Similarly, Brooklyn, a student in Boyland’s class, said the class helped her become more comfortable speaking up and sharing her thoughts about sensitive issues, not just at school but in her life generally.
“I’m usually a nervous person,” she said. “But now I’m more self-confident. Here, someone actually wants to listen.”
Check out how this school used project-based and placed-based learning during COVID.
How to Bolster Arts Education
The XQ Music and Activism Challenge was the first of several arts-related initiatives. XQ also launched a visual arts challenge with New Orleans artist BMike Odums, and a dance challenge with Misty Copeland, the first Black female principal dancer with the prestigious American Ballet Theatre. In each challenge, students created art around issues that mattered to them, with the goal of empowering students and building community.
Teachers looking to bolster arts education in their own classrooms can consider:
- How can I design art projects around issues my students are passionate about?
- How can I apply the arts to other subjects, to promote interdisciplinary learning?
- What finished products—songs, poetry zines, visual arts pieces—will be most meaningful for my students and community?
Janet Hollingsworth, a director at Washington Leadership Academy—an XQ school in Washington, D.C.—embodies this approach in her class called “Engineering with Empathy,” which merges practical concepts like circuitry and computer-aided design with creative skills that require resourcefulness and an ability to think outside the box. It’s part of WLA’s overall emphasis on computer science and technology.

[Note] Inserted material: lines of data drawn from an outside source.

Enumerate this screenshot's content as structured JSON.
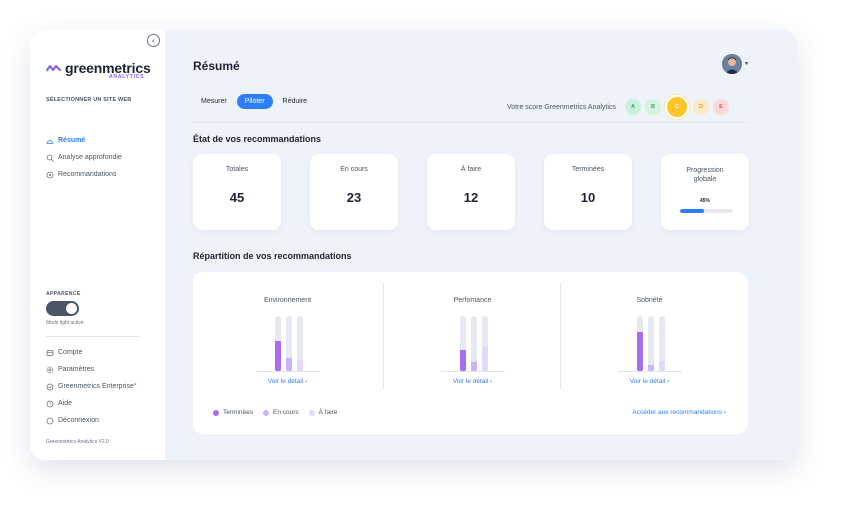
{
  "sidebar": {
    "collapse_icon": "chevron-left-icon",
    "logo_text": "greenmetrics",
    "logo_sub": "ANALYTICS",
    "site_select": "SÉLECTIONNER UN SITE WEB",
    "nav": [
      {
        "label": "Résumé",
        "icon": "chart-icon",
        "active": true
      },
      {
        "label": "Analyse approfondie",
        "icon": "magnifier-icon",
        "active": false
      },
      {
        "label": "Recommandations",
        "icon": "bulb-icon",
        "active": false
      }
    ],
    "appearance_label": "APPARENCE",
    "mode_text": "Mode light activé",
    "bottom_nav": [
      {
        "label": "Compte",
        "icon": "card-icon"
      },
      {
        "label": "Paramètres",
        "icon": "gear-icon"
      },
      {
        "label": "Greenmetrics Enterprise°",
        "icon": "enterprise-icon"
      },
      {
        "label": "Aide",
        "icon": "help-icon"
      },
      {
        "label": "Déconnexion",
        "icon": "logout-icon"
      }
    ],
    "version": "Greenmetrics Analytics V2.0"
  },
  "header": {
    "title": "Résumé",
    "tabs": [
      {
        "label": "Mesurer",
        "active": false
      },
      {
        "label": "Piloter",
        "active": true
      },
      {
        "label": "Réduire",
        "active": false
      }
    ],
    "score_label": "Votre score Greenmetrics Analytics",
    "scores": [
      {
        "letter": "A",
        "color": "#c9f0dd",
        "text": "#2f9e68"
      },
      {
        "letter": "B",
        "color": "#d5f1e0",
        "text": "#3aa56d"
      },
      {
        "letter": "C",
        "color": "#ffc629",
        "text": "#ffffff",
        "selected": true
      },
      {
        "letter": "D",
        "color": "#fde8c8",
        "text": "#e09a2d"
      },
      {
        "letter": "E",
        "color": "#fbd9d9",
        "text": "#e05252"
      }
    ]
  },
  "etat": {
    "title": "État de vos recommandations",
    "cards": [
      {
        "label": "Totales",
        "value": "45"
      },
      {
        "label": "En cours",
        "value": "23"
      },
      {
        "label": "À faire",
        "value": "12"
      },
      {
        "label": "Terminées",
        "value": "10"
      }
    ],
    "progress": {
      "label_line1": "Progression",
      "label_line2": "globale",
      "pct_text": "45%",
      "value": 0.45
    }
  },
  "repartition": {
    "title": "Répartition de vos recommandations",
    "columns": [
      {
        "title": "Environnement",
        "link": "Voir le détail",
        "values": [
          0.55,
          0.25,
          0.22
        ]
      },
      {
        "title": "Perfomance",
        "link": "Voir le détail",
        "values": [
          0.4,
          0.18,
          0.45
        ]
      },
      {
        "title": "Sobriété",
        "link": "Voir le détail",
        "values": [
          0.72,
          0.12,
          0.2
        ]
      }
    ],
    "legend": [
      {
        "label": "Terminées",
        "color": "#a86df0"
      },
      {
        "label": "En cours",
        "color": "#cbb3f7"
      },
      {
        "label": "À faire",
        "color": "#e3d7fb"
      }
    ],
    "access_link": "Accéder aux recommandations"
  }
}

Even during the pandemic, Hollingsworth found opportunities to engage students in hands-on arts learning. For one project fusing arts and STEM, students used DIY kits Hollingsworth compiled and mailed to students’ homes to make robots of motors, LED lights, coin cell batteries, and recycled materials. At the end of the project, they held an online robot dance party.
For their next project, students designed holiday gifts for family and friends, such as key holders, bedroom door signs, and 3-D avatars. Students designed the gifts at home, then Hollingsworth fabricated them in the school’s maker space using a laser cutter, vinyl cutter, and 3-D printer, and mailed the projects to the students’ homes.
The students loved it, she said—especially the gift project.
And during a tough time, “Why not let the school play a supporting role?” Hollingsworth said. “Students are invested because what they’re making matters. It’s useful, it has an immediate impact, it’s for someone they love.”